Romani, is that rule for just decision making, or do you both agree not to have separate relationships with the other’s parents? I think it’s nice for spouses to have actual relationships with their in–laws. Not to undercut anyone, but just because they are in the same family. I’ve posted before that my husband’s relationship with my mother was a beautiful thing, and my husband and I are both close with our future son-in-law. If you were my daughter in law, I would expect to be calling you regularly to see how you are feeling and whether you needed anything. I would be heartbroken if I couldn’t reach out to support and love a member of my family. Future son-in-law had some fantastic news last week and called to tell me because I had helped him with an aspect of it. I couldn’t be happier for him and with him. Now, I wouldn’t call him directly to see what his thoughts are for a holiday, but I bought my D tickets for something for Christmas and I know he will use the other one, so I checked on his schedule. My D knows that and was pleased to have no conflict.

I can’t imagine my kids telling me that they will never spend Christmas with me. That is devastating. I would also never make demands, but I do expect to be on equal footing with other relatives in terms of consideration, rather than completely excluded.

Phone lines go in two directions. Sometimes there is an expectation that one party should do all the calling. Oh well.

Anyway…we had our family Christmas yesterday, and it was so much fun!!

@zoosermom I think it’s great when in-laws get along like family. Not all of them do, though, and families work it out in ways that suit them best. Our holidays and special occasions involve immediate in-laws and in-laws of in-laws and their SO’s and kids. It’s a lot of fun and impressed my ex so much when he was here for a visit with our grown kids that he wrote me thanking me for including him in such a happy group. His own family of origin was nothing like that, and while I liked his parents, they never randomly called me to talk. They didn’t even call their own son for random reasons! But they were nice people and I enjoyed it when they visited. We were, however, two completely different families.

So while I’[m not Romani, there’s a different perspective for you. You may find that as your other children add in-laws, it may not be one big, happy family, but that doesn’t mean it would be wrong.

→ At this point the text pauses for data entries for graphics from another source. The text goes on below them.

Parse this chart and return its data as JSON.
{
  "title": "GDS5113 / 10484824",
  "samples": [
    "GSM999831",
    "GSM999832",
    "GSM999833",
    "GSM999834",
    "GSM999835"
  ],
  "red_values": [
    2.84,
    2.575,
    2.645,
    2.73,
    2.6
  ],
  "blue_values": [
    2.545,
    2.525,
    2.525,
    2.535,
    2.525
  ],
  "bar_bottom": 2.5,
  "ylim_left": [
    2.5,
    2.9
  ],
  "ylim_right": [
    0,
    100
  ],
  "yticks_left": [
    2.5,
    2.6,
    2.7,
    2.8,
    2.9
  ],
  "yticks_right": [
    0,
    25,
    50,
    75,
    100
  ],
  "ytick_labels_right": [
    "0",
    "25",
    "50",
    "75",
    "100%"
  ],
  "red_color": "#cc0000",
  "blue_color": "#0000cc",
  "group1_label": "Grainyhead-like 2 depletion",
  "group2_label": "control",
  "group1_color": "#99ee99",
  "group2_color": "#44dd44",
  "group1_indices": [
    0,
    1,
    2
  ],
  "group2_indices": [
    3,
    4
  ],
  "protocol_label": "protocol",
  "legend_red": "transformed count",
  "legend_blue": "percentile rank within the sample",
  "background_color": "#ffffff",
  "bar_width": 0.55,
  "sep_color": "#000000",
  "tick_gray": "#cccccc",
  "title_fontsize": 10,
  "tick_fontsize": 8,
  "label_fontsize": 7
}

Yes. I understand that. The question was whether that is a hard-and-fast rule. Romani has been suffering terrible health problems and it is inconceivable to me that anyone in her extended family couldn’t/wouldn’t at least call and see how she is. My MIL hated me with a raging passion, but she could call me if she chose and did from time to time. Rarely, but I wouldn’t have said that every interaction had to go through her son. I would have never let her pit us against each other, but there were occasions for contact over the decades.

I didn’t say that we had one big, happy family. I said that some in-laws have separate relationships that aren’t precluded by rules about who can speak with whom directly.

My family of origin is large–I have 6 sibs with me and 5 sibs married. Between us there are 15 if the next generation and two of the youngest generation. My folks are still hanging in there at 87 and 92. Whomever hosts our large clan often includes the other relatives (spouse’s side of the family), the unmarried brother may attend or not and may bring one or many guests or not.

I have a good relationship with H’s brother and nudge H to call him at least weekly or monthly (otherwise he falls off the radar). I am close to one SisIL but get along with the other ILs just don’t get together with them.

Maybe there’s a very good reason they have that rule in place.